Otra vez domingo. Comidas con la familia, paseos matutinos, quejas por lo cerca que vuelve a estar el lunes… ¿Qué hacemos?¿Vemos una peli?¿O salimos a tomar un café?

Seguramente este sea el típico domingo que muchos de nosotros practicamos semana tras semana en España actualmente. Sin embargo, a lo largo de las épocas y los diferentes lugares, estas costumbres han ido variando. En Madrid, por ejemplo, algo muy recurrente es salir a dar un paseo por el famoso Parque del Retiro. Recorrer los alrededores del Palacio de Cristal, la estatua del Ángel Caído o el estanque con la estatua de Alfonso XII es algo con lo que podemos disfrutar ahora y a finales del siglo XIX, cuando el parque acogió también un zoo humano.

Los carteles que lo anunciaban y el espectáculo en sí nos dejarían perplejos a día de hoy, pero en su momento fueron el gran reclamo turístico de la ciudad. Indígenas filipinos, negritos, tagalos, moros de Joló, carolinos… eran muchas las “especies” que el alemán Carl Hagenbeck movía por toda Europa para exponerlas como auténticas bestias dentro de jaulas y a la vista de todo el que quisiera disfrutar con el espectáculo. Se dice que en Madrid pudieron visitar el Palacio Real y conocer a la reina regente María Cristina de Habsburgo (madre de Alfonso XIII).

Si nos vamos a París, además de poder disfrutar también de los ya citados zoos humanos, pasear por los infinitos bulevares, disfrutar de las óperas y tomar café en las tertulias parisinas, un entretenimiento muy extendido entre la burguesía parisina era la visita a la morgue.

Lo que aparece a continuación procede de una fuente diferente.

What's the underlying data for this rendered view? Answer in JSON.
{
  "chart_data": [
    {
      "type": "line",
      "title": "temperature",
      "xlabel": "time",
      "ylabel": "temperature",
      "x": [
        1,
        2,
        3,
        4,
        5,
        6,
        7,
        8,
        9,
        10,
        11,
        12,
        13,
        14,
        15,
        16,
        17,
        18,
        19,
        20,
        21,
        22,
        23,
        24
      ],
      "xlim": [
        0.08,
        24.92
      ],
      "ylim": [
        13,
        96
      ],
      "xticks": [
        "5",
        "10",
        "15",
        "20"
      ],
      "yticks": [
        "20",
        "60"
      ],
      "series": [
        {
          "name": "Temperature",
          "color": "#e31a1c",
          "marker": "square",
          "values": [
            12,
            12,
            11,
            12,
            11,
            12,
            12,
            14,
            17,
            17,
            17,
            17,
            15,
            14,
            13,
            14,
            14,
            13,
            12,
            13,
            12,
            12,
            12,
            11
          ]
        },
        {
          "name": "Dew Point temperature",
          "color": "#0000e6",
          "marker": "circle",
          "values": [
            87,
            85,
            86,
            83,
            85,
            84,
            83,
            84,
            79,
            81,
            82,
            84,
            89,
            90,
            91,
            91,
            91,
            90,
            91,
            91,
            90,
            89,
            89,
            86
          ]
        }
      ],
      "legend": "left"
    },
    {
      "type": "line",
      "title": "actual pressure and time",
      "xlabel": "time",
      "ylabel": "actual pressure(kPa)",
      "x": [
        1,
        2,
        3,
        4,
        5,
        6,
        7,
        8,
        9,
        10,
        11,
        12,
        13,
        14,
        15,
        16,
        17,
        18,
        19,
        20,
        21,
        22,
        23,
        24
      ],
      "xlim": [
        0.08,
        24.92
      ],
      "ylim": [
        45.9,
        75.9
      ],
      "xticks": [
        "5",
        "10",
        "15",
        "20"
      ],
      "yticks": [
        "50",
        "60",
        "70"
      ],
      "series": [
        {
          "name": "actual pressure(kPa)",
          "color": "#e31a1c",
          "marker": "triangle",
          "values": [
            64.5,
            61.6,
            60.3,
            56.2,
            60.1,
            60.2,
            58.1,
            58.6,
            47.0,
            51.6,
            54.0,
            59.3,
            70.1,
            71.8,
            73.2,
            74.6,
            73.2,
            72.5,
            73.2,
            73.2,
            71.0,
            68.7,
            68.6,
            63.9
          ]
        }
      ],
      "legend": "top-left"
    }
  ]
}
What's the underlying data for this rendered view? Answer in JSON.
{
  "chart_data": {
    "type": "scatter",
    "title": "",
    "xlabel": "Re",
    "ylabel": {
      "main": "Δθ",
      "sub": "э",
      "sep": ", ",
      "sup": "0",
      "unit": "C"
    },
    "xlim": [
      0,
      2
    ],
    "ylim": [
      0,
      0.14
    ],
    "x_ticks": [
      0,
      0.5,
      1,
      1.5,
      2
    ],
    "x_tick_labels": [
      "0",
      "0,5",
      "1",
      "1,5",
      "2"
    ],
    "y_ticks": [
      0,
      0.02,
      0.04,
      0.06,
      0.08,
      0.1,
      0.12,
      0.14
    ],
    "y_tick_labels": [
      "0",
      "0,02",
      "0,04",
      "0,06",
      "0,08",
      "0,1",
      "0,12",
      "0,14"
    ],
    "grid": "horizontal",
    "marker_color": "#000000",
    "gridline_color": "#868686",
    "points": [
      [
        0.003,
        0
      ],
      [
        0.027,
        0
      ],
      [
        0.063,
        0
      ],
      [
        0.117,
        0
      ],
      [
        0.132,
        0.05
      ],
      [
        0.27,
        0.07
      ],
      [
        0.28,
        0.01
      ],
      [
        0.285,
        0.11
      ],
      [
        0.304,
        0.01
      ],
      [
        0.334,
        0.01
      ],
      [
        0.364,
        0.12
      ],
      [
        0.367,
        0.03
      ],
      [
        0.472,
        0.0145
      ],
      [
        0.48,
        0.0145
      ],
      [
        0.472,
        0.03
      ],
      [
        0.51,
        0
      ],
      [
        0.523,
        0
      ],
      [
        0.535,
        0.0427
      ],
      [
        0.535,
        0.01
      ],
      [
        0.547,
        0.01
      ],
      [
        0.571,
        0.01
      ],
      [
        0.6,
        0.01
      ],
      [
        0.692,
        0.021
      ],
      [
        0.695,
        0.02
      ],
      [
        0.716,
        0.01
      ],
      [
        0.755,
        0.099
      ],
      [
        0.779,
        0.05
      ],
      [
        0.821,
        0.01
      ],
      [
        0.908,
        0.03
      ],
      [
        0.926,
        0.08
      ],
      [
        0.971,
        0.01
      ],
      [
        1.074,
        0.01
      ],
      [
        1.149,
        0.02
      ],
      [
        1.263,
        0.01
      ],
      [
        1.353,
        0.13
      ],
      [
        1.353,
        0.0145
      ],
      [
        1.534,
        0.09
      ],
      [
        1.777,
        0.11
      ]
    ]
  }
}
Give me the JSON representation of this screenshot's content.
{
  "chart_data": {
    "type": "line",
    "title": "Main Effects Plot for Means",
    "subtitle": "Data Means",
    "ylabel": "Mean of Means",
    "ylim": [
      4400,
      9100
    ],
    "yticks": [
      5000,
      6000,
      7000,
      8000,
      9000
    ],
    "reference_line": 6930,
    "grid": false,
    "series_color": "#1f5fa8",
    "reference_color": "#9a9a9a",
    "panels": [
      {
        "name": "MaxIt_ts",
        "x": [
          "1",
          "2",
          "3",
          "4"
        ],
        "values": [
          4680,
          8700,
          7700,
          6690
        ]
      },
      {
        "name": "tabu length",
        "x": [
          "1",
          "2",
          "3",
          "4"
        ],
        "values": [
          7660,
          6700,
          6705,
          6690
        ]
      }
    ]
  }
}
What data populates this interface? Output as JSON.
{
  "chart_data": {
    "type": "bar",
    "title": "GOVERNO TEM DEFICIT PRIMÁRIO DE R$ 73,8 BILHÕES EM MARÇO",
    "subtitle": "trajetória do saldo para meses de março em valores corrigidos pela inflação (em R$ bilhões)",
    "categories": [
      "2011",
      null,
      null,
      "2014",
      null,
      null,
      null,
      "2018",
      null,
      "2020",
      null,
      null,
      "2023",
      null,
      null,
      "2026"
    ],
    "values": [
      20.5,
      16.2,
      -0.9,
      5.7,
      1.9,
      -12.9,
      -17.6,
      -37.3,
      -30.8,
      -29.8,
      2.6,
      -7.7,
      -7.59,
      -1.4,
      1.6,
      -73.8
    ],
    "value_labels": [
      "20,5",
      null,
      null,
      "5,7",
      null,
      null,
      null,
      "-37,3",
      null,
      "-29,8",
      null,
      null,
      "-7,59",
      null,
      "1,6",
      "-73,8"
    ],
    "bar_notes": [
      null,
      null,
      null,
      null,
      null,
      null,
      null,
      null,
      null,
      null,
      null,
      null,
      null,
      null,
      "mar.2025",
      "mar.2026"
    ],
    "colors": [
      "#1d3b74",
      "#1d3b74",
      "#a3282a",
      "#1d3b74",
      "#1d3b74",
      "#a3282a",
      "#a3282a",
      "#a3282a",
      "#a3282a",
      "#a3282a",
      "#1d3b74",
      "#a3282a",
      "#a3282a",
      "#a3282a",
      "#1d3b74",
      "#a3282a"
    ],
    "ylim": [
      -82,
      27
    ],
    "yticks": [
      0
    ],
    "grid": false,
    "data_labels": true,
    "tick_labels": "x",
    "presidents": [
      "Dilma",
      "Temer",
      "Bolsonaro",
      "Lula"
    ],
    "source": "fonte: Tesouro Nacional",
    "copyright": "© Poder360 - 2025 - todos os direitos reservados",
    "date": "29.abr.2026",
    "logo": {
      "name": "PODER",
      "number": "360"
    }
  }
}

Los encargados del depósito acostumbraban a exponer los cuerpos en público para proceder a su reconocimiento, algo que dado el alto número de personas que se acercaban era prácticamente seguro que sucedería. Sin embargo, la gente no se agolpaba alrededor de las cristaleras para hacer un bien común, sino que era más bien el morbo lo que hacía conseguir aquellas multitudes frente a los cuerpos desnudos o mutilados de los cadáveres.

Y en Londres también tenían tu propio espectáculo… Antiguamente, la locura se identificaba con males sobrenaturales, propios de posesiones demoníacas o como castigos divinos por los pecados cometidos. Posteriormente se comenzó a identificar como la pérdida de la razón cuyo único remedio era el confinamiento y los salvajes experimentos, más propios de la tortura, a los que los enfermos eran sometidos. En el siglo XIV, lo que había sido un convento de la Orden de la Estrella de Belén en Londres se convirtió en el Bethlem Royal Hospital, también llamado Bedlam, y fue el primero en acoger pacientes con enfermedades mentales. Lamentablemente el hospital no se hizo famoso por ser pionero en tratar enfermedades mentales sino por el brutal maltrato dispensado a los pacientes (los considerados violentos o peligrosos eran atados y encadenados). De hecho, el término Bedlam ha quedado como sinónimo de caos, confusión, alboroto…

Y para rematar la faena, durante el siglo XVIII y parte del XIX Bedlam se convirtió en una atracción turística. Por el módico precio de un penique –el primer martes de cada mes era gratis– se podía contemplar el espectáculo que brindaban los pobres dementes. Además, si el espectáculo de aquel día no había cumplido con las expectativas se podían llevar palos para azuzar a los dementes y elevar el nivel del show. Algunos también les daban alcohol para ver cómo actuaban borrachos. En 1814 se registraron más de 96.000 visitas, el mayor espectáculo de Londres.

Fue el XIX un siglo de grandes y favorables cambios, aunque en aquella época que comenzaba a estar tan avanzada, aún perduraban en nuestro interior costumbres dignas de nuestros instintos más primigenios e incluso deshumanizados.